L’assessore Fasolino ha replicato: “Onorevole Mele, avreste potuto tranquillamente non votare questa finanziaria e le ricordo che io sono l’assessore al Bilancio mentre della Sanità risponde l’assessore alla Sanità”.

Per l’on. Cera (Forza Italia) “questo bilancio è tecnico ma esprime anche scelte ed è dunque in questo senso anche politico”. Per l’on. Saiu (Lega) “questa finanziaria è stata definita in molti modi e tutti diversi l’uno dall’altro. Vero è che la Lega ha sempre chiesto che la finanziaria fosse discussa in aula ma anche in maggioranza. Quindi, assessore Fasolino, lavoriamo per fare una manovra politica ad aprile ma quando si rivolge a un gruppo di maggioranza le chiedo maggiore sobrietà e rispetto. Se qualcuno in quest’aula ritiene che si possa fare a meno del nostro gruppo mi auguro di non scoprirlo per non avere brutte sorprese”.

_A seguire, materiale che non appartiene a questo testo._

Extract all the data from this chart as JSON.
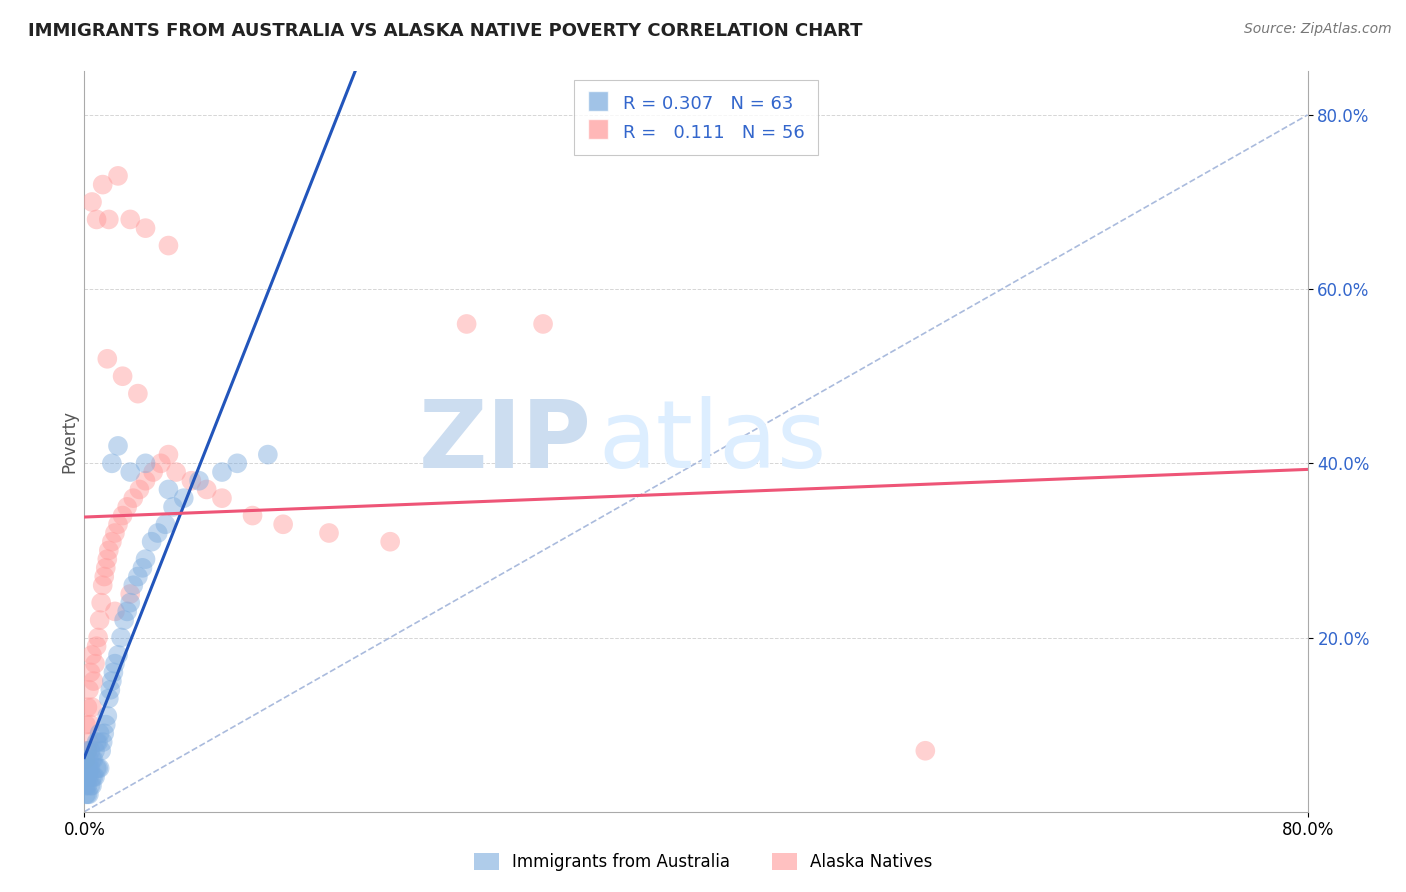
{
  "title": "IMMIGRANTS FROM AUSTRALIA VS ALASKA NATIVE POVERTY CORRELATION CHART",
  "source": "Source: ZipAtlas.com",
  "xlabel": "",
  "ylabel": "Poverty",
  "xlim": [
    0.0,
    0.8
  ],
  "ylim": [
    0.0,
    0.85
  ],
  "grid_color": "#cccccc",
  "background_color": "#ffffff",
  "blue_color": "#7aaadd",
  "pink_color": "#ff9999",
  "blue_line_color": "#2255bb",
  "pink_line_color": "#ee5577",
  "ref_line_color": "#aabbdd",
  "legend_label_blue": "Immigrants from Australia",
  "legend_label_pink": "Alaska Natives",
  "R_blue": 0.307,
  "N_blue": 63,
  "R_pink": 0.111,
  "N_pink": 56,
  "blue_scatter_x": [
    0.001,
    0.001,
    0.001,
    0.001,
    0.001,
    0.002,
    0.002,
    0.002,
    0.002,
    0.002,
    0.003,
    0.003,
    0.003,
    0.003,
    0.004,
    0.004,
    0.004,
    0.005,
    0.005,
    0.005,
    0.006,
    0.006,
    0.007,
    0.007,
    0.008,
    0.008,
    0.009,
    0.009,
    0.01,
    0.01,
    0.011,
    0.012,
    0.013,
    0.014,
    0.015,
    0.016,
    0.017,
    0.018,
    0.019,
    0.02,
    0.022,
    0.024,
    0.026,
    0.028,
    0.03,
    0.032,
    0.035,
    0.038,
    0.04,
    0.044,
    0.048,
    0.053,
    0.058,
    0.065,
    0.075,
    0.09,
    0.1,
    0.12,
    0.04,
    0.055,
    0.018,
    0.022,
    0.03
  ],
  "blue_scatter_y": [
    0.02,
    0.03,
    0.04,
    0.05,
    0.06,
    0.02,
    0.03,
    0.04,
    0.05,
    0.07,
    0.02,
    0.04,
    0.05,
    0.06,
    0.03,
    0.05,
    0.07,
    0.03,
    0.04,
    0.06,
    0.04,
    0.06,
    0.04,
    0.07,
    0.05,
    0.08,
    0.05,
    0.08,
    0.05,
    0.09,
    0.07,
    0.08,
    0.09,
    0.1,
    0.11,
    0.13,
    0.14,
    0.15,
    0.16,
    0.17,
    0.18,
    0.2,
    0.22,
    0.23,
    0.24,
    0.26,
    0.27,
    0.28,
    0.29,
    0.31,
    0.32,
    0.33,
    0.35,
    0.36,
    0.38,
    0.39,
    0.4,
    0.41,
    0.4,
    0.37,
    0.4,
    0.42,
    0.39
  ],
  "pink_scatter_x": [
    0.001,
    0.001,
    0.002,
    0.002,
    0.003,
    0.003,
    0.004,
    0.004,
    0.005,
    0.005,
    0.006,
    0.007,
    0.008,
    0.009,
    0.01,
    0.011,
    0.012,
    0.013,
    0.014,
    0.015,
    0.016,
    0.018,
    0.02,
    0.022,
    0.025,
    0.028,
    0.032,
    0.036,
    0.04,
    0.045,
    0.05,
    0.055,
    0.06,
    0.07,
    0.08,
    0.09,
    0.11,
    0.13,
    0.16,
    0.2,
    0.25,
    0.3,
    0.005,
    0.008,
    0.012,
    0.016,
    0.022,
    0.03,
    0.04,
    0.055,
    0.035,
    0.025,
    0.015,
    0.55,
    0.02,
    0.03
  ],
  "pink_scatter_y": [
    0.06,
    0.1,
    0.07,
    0.12,
    0.08,
    0.14,
    0.1,
    0.16,
    0.12,
    0.18,
    0.15,
    0.17,
    0.19,
    0.2,
    0.22,
    0.24,
    0.26,
    0.27,
    0.28,
    0.29,
    0.3,
    0.31,
    0.32,
    0.33,
    0.34,
    0.35,
    0.36,
    0.37,
    0.38,
    0.39,
    0.4,
    0.41,
    0.39,
    0.38,
    0.37,
    0.36,
    0.34,
    0.33,
    0.32,
    0.31,
    0.56,
    0.56,
    0.7,
    0.68,
    0.72,
    0.68,
    0.73,
    0.68,
    0.67,
    0.65,
    0.48,
    0.5,
    0.52,
    0.07,
    0.23,
    0.25
  ],
  "watermark_zip": "ZIP",
  "watermark_atlas": "atlas",
  "watermark_color": "#ddeeff"
}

Per l ‘on. Giuseppe Meloni (Pd) “la maggioranza ha parecchio da riflettere visto che manca un intero gruppo consiliare. Se non andate avanti allora facciamo le elezioni”. Sempre dal Pd l’on. Ganau ha detto: “Così non si va lontano, chiarietevi una volta per tutte le idee e smettetela con le sceneggiate.  Ecco, ora capisco perché avete fatto una finanziaria tecnica: perché non siete in grado di farne una politica. Esprimo solidarietà all’assessore Fasolino perché non vorrei essere nei suoi panni in primavera per l’assestamento di bilancio”.

Dai banchi dell’opposizione la capogruppo del Movimento Cinque stelle Desirè Manca ha detto: “Se c’è una persona corretta nei confronti dei consiglieri è l’assessore Fasolino, al di là delle appartenenze politiche”.

Per l’on. Giagoni, capogruppo della Lega, “nessuno ha detto che l’assessore Fasolino è scorretto. Rimarchiamo solo che questa finanziaria è light, ridotta, per colpa nostra e anche di chi ha in mano lo strumento cioè l’assessore. Ed è la sinistra che ha tolto dal testo della finanziaria le norme a sostegno del lavoro e del mondo produttivo sardo”.

L’Aula ha approvato il documento di bilancio con 29 favorevoli e 16 contrari.

I lavori riprenderanno alle 16 per dichiarazioni del presidente della Regione, Christian Solinas. (C.C.)